Other applications include tapping energy from the motion of ocean waves or temperature fluctuations.
Dr Ray Baughman, director of the University of Texas NanoTech Institute in Dallas, US, where the yarns were developed, said: “Electronic textiles are of major commercial interest, but how are you going to power them? Harvesting electrical energy from human motion is one strategy for eliminating the need for batteries.”
In laboratory tests, the scientists showed that a twistron yarn weighing less than a housefly could power a small LED, which lit up each time the thread was stretched.
When twistrons were sewn into a shirt, normal breathing by the wearer produced an electric signal.
Another proof-of-concept demonstration conducted on a South Korean beach involved attaching a 10cm (4in) piece of yarn between a floating balloon and a sinker on the sea bed.
With each incoming wave, the balloon rose and stretched the yarn up to 25% to generate electricity.

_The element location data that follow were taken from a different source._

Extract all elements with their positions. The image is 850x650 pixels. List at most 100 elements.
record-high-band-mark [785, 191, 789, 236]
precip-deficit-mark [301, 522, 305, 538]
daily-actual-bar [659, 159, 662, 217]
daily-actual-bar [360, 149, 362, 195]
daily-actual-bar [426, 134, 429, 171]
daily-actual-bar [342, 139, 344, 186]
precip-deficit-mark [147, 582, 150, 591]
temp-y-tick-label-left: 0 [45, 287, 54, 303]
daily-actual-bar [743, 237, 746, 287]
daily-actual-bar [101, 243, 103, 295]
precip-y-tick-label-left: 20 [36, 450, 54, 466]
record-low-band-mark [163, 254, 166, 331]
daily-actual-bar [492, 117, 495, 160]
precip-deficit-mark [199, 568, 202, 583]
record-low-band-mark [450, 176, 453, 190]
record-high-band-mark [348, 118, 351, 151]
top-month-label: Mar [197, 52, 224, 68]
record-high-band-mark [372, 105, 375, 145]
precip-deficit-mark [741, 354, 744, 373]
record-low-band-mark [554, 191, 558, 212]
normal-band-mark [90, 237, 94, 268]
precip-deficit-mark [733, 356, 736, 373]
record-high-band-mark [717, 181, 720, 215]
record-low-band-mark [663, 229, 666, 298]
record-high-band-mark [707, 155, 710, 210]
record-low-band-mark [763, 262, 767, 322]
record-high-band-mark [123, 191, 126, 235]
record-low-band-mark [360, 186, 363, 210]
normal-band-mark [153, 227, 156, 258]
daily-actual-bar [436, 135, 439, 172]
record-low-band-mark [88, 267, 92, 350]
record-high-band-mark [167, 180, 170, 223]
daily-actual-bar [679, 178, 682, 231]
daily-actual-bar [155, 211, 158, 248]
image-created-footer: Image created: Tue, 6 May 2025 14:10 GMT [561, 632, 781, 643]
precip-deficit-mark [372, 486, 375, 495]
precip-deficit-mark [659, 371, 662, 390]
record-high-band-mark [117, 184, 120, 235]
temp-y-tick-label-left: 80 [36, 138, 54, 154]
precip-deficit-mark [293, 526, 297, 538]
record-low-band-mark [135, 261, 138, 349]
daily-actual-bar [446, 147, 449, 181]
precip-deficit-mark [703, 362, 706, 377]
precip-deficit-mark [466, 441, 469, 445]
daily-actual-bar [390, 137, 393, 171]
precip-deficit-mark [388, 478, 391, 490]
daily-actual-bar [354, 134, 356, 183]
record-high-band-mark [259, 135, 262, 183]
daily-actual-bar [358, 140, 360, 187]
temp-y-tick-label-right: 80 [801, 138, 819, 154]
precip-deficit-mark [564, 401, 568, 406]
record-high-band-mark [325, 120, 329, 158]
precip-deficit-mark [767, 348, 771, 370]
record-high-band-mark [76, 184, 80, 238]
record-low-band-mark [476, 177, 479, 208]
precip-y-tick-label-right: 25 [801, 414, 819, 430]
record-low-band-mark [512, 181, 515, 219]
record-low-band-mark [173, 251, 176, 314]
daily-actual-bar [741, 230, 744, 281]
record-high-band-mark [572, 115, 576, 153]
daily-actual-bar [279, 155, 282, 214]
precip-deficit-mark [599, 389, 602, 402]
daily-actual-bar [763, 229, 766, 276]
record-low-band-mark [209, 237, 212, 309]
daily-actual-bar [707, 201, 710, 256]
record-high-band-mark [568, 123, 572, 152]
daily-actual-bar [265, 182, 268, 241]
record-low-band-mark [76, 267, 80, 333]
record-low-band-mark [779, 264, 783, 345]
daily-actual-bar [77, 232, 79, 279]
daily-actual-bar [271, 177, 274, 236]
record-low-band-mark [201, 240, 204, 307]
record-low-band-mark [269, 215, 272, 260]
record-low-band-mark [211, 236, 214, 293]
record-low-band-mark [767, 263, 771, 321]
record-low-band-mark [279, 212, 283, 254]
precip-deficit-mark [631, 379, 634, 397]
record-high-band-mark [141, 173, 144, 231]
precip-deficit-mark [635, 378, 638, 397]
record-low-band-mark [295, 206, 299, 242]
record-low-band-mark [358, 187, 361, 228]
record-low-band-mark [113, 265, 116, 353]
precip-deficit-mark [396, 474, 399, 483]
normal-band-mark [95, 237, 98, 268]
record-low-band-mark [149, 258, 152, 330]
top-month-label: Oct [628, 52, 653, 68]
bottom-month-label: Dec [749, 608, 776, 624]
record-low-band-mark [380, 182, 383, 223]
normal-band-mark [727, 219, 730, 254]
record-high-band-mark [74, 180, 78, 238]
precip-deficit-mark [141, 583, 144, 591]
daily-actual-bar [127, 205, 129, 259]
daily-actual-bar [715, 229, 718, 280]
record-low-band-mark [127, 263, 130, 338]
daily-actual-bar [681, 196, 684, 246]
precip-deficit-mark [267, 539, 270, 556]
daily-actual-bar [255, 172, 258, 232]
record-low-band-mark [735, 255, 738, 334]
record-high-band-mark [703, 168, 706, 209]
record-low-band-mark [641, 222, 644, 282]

Dr Baughman said: “If our twistron harvesters could be made less expensively, they might ultimately be able to harvest the enormous amount of energy available from ocean waves. However, at present these harvesters are most suitable for powering sensors and sensor communications.”
Carbon nanotubes are hollow cylinders of carbon 10,000 times thinner than the diameter of a human hair.
To make twistrons, the scientists first spun nanotubes into high-strength lightweight yarns. The elastic yarns acted as “super-capacitors” that stored energy when submerged in an electrically conducting solution, such as water and salt.
Twisting or stretching the yarn causes the stored energy to be released.
The research is published in the journal Science.